Потом Рыжий поискал кого-то глазами в толпе за спинами «старейшин». Седой проследил его взгляд и увидел Шныря, того самого мальчишку с рогаткой, который смотрел на Рыжего во все глаза, с нескрываемым восхищением. Рыжий ободряюще улыбнулся ему и махнул рукой. Шнырь несмело махнул в ответ. Может, подумал Седой, этот Рыжий и не такой уж безнадежный «балласт». По крайней мере, для кого-то здесь он уже был героем.

«Пора,» – коротко сказал Седой, нарушая затянувшееся молчание. Он не хотел больше этих слез и напутствий. Каждое лишнее слово только усиливало ощущение необратимости происходящего, будто они и впрямь уходили навсегда.

Он еще раз окинул взглядом платформу. Тусклые огни, копоть на стенах и великолепных мозаиках, тени людей, сбившихся в кучки, запах дыма, сырости и отчаяния. Их дом. Их «Маяковская». Такая убогая, такая родная. Здесь он провел последние пятнадцать лет своей никчемной жизни. Здесь он знал каждый камень, каждую душу. И теперь он уходил, чтобы, возможно, никогда больше не вернуться.

Что-то похожее на тоску шевельнулось в его очерствевшей душе, но он тут же задавил это чувство. Эмоции – непозволительная роскошь в их мире. Нужна только холодная голова и твердая рука.

Он решительно повернулся спиной к станции и шагнул в черный провал туннеля. Фонарь на его плече вырвал из темноты первые метры ржавых рельсов, уходящих в бесконечность.
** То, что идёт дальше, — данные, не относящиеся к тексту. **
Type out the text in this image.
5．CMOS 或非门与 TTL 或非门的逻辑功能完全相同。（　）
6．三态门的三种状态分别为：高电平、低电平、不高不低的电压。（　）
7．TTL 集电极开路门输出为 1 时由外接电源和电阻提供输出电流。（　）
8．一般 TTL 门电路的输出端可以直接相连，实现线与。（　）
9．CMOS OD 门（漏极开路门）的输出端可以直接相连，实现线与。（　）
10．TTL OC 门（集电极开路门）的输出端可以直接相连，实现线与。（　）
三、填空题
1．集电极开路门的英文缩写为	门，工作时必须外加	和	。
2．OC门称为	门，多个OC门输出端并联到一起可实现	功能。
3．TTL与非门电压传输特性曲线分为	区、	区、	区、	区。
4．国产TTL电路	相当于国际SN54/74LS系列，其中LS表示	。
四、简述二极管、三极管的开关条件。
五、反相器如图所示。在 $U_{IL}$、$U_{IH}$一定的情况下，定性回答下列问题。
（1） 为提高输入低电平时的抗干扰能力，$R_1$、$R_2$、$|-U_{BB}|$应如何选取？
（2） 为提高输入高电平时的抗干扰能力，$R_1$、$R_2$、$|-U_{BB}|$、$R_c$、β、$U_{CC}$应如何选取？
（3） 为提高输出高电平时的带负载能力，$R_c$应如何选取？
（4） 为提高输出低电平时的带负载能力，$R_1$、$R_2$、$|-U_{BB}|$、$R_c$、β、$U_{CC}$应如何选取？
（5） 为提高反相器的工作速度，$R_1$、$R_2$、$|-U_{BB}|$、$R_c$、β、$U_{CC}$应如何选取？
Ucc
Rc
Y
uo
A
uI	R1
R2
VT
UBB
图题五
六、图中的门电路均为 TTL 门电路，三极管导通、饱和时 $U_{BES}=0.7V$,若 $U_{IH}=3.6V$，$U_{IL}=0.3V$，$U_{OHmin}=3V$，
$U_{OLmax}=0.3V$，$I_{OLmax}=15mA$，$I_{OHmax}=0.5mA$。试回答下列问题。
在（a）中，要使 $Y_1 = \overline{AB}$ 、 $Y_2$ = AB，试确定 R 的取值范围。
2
Рыжий, бросив последний тоскливый взгляд на «Маяковскую», поспешил за ним, его шаги гулко отдавались в наступившей тишине.
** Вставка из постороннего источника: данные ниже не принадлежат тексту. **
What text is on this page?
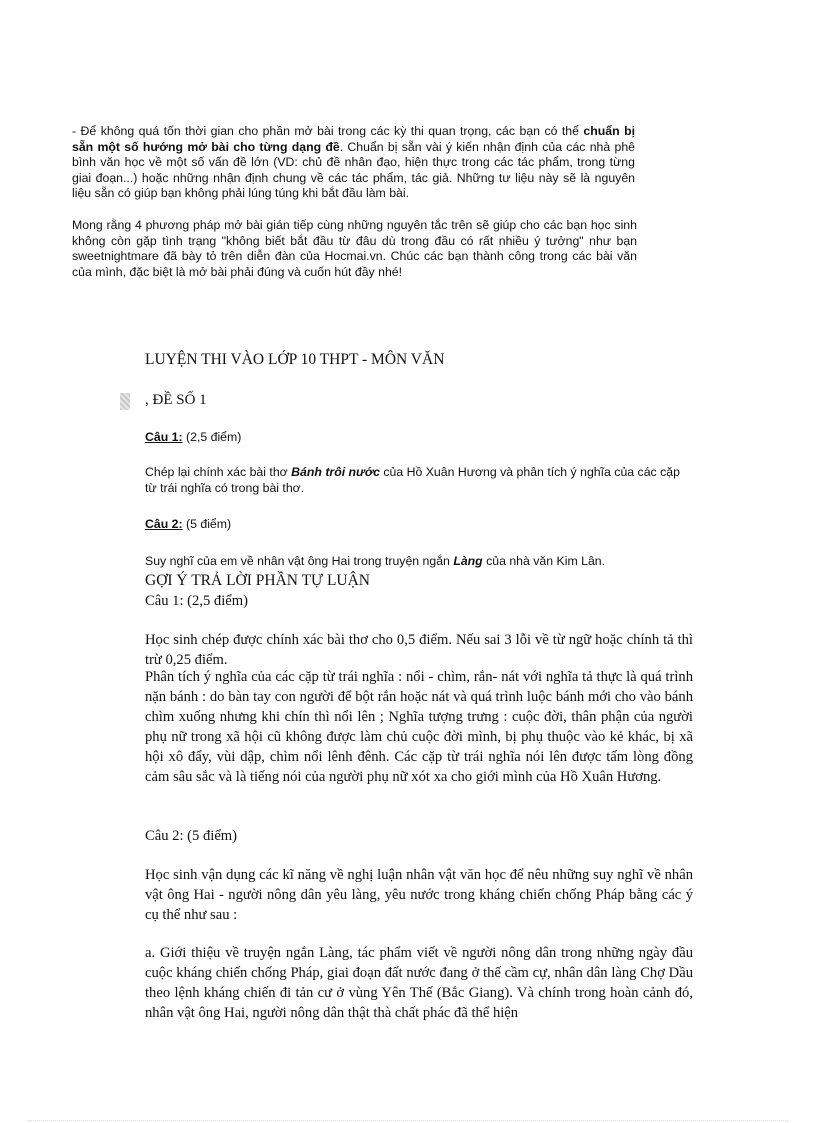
- Để không quá tốn thời gian cho phần mở bài trong các kỳ thi quan trọng, các bạn có thể chuẩn bị sẵn một số hướng mở bài cho từng dạng đề. Chuẩn bị sẵn vài ý kiến nhận định của các nhà phê bình văn học về một số vấn đề lớn (VD: chủ đề nhân đạo, hiện thực trong các tác phẩm, trong từng giai đoạn...) hoặc những nhận định chung về các tác phẩm, tác giả. Những tư liệu này sẽ là nguyên liệu sẵn có giúp bạn không phải lúng túng khi bắt đầu làm bài.
Mong rằng 4 phương pháp mở bài gián tiếp cùng những nguyên tắc trên sẽ giúp cho các bạn học sinh không còn gặp tình trạng "không biết bắt đầu từ đâu dù trong đầu có rất nhiều ý tưởng" như bạn sweetnightmare đã bày tỏ trên diễn đàn của Hocmai.vn. Chúc các bạn thành công trong các bài văn của mình, đặc biệt là mở bài phải đúng và cuốn hút đầy nhé!
LUYỆN THI VÀO LỚP 10 THPT - MÔN VĂN
, ĐỀ SỐ 1
Câu 1: (2,5 điểm)
Chép lại chính xác bài thơ Bánh trôi nước của Hồ Xuân Hương và phân tích ý nghĩa của các cặp từ trái nghĩa có trong bài thơ.
Câu 2: (5 điểm)
Suy nghĩ của em về nhân vật ông Hai trong truyện ngắn Làng của nhà văn Kim Lân.
GỢI Ý TRẢ LỜI PHẦN TỰ LUẬN
Câu 1: (2,5 điểm)
Học sinh chép được chính xác bài thơ cho 0,5 điểm. Nếu sai 3 lỗi về từ ngữ hoặc chính tả thì trừ 0,25 điểm.
Phân tích ý nghĩa của các cặp từ trái nghĩa : nổi - chìm, rắn- nát với nghĩa tả thực là quá trình nặn bánh : do bàn tay con người để bột rắn hoặc nát và quá trình luộc bánh mới cho vào bánh chìm xuống nhưng khi chín thì nổi lên ; Nghĩa tượng trưng : cuộc đời, thân phận của người phụ nữ trong xã hội cũ không được làm chủ cuộc đời mình, bị phụ thuộc vào kẻ khác, bị xã hội xô đẩy, vùi dập, chìm nổi lênh đênh. Các cặp từ trái nghĩa nói lên được tấm lòng đồng cảm sâu sắc và là tiếng nói của người phụ nữ xót xa cho giới mình của Hồ Xuân Hương.
Câu 2: (5 điểm)
Học sinh vận dụng các kĩ năng về nghị luận nhân vật văn học để nêu những suy nghĩ về nhân vật ông Hai - người nông dân yêu làng, yêu nước trong kháng chiến chống Pháp bằng các ý cụ thể như sau :
a. Giới thiệu về truyện ngắn Làng, tác phẩm viết về người nông dân trong những ngày đầu cuộc kháng chiến chống Pháp, giai đoạn đất nước đang ở thế cầm cự, nhân dân làng Chợ Dầu theo lệnh kháng chiến đi tản cư ở vùng Yên Thế (Bắc Giang). Và chính trong hoàn cảnh đó, nhân vật ông Hai, người nông dân thật thà chất phác đã thể hiện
Провожающие молча смотрели им вслед, пока два удаляющихся огонька не скрылись за первым поворотом туннеля.

Ирина Петровна еще долго стояла, вглядываясь во мрак, словно пытаясь силой своей воли удержать их, вернуть, или хотя бы осветить им путь. Потом она тяжело вздохнула, провела рукой по лицу, стирая непрошеную слезу, и повернулась к оставшимся.

«Ну что ж… будем ждать. И молиться,» – сказала она тихо, но так, чтобы слышали все. – «А пока… жизнь продолжается. У каждого своя работа. За дело, товарищи.»

Люди медленно, неохотно расходились по своим закуткам, унося с собой тяжесть прощания и слабую, почти угасшую искру надежды.